Jason, if you are feeling really brave, send that ThinkPad out here for a week and let me see what I can do with it. When I first got my HP it was pretty slow, but after a few days of playing with it, it screams. Example, playing QuakeII while having a Citrix session with six windows open, along with four windows of Firefox AND iTunes with a song on pause. Never noticed a screen skip, and that's with an AMD chip inside.
Posted by: Brian | March 14, 2004 12:04 AM
As I type this the Thinkpad is being 'restored' from a $40 restore cd that IBM boned me for.

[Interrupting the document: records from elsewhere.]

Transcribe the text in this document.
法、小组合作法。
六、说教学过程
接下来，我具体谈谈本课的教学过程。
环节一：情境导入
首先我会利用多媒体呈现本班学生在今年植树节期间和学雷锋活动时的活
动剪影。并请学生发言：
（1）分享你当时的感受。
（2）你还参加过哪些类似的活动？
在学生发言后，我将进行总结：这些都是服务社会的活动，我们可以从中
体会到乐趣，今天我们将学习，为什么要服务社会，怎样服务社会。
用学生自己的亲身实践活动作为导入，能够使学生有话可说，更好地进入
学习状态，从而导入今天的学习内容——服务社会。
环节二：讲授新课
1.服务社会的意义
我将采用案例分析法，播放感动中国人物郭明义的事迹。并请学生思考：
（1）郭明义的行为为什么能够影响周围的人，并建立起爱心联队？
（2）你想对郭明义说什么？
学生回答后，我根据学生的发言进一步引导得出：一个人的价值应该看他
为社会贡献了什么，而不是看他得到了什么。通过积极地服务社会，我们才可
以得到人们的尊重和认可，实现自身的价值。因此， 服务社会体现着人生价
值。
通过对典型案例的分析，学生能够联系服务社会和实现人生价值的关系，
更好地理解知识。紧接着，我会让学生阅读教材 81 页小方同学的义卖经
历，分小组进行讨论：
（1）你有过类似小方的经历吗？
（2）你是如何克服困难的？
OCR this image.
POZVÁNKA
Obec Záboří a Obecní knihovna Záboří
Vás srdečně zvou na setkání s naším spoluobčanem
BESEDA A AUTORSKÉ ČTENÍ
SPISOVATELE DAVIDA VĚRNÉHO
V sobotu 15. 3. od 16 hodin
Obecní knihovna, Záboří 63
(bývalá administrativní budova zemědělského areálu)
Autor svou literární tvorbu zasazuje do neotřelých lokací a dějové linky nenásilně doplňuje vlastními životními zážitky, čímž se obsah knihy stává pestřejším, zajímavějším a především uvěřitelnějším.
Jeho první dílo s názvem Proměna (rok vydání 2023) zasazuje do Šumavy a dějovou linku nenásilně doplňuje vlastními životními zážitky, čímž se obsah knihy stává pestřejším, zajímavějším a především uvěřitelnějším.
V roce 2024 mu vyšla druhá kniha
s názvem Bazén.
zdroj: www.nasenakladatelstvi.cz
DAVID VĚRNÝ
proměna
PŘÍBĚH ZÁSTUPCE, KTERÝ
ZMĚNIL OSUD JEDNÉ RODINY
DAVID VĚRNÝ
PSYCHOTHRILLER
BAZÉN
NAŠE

The point was that the idea that the Apple machines do indeed work is true. Not so true with Windows.
Trust me, I'm no fan of Apple, but when it comes down to it, any flavor of Unix (bsd/linux/solaris/etc,etc) is better than Windows.
I've been a Linux guy. I'm still a Linux guy. All of my servers are running Linux. I never have problems with them. But, for a desktop machine, Linux isn't cutting it, and Windows just isn't safe enough for me.
Posted by: Jason | March 14, 2004 11:42 AM
That craploads of special workarounds for the myriad pieces of buggy hardware that comes out of some random asian warehouse is exactly why I love Windows. I can pull three gutted PCs out of three different office dumpsters, combine remaining parts to build one machine, do an OS reinstall, and be up and running. There aren't enough Apples out there for it to be worth my time doing this, and they are too pricey for companies to make them available to me that way.
Besides, I would never risk using a machine whose users admit to being addicted.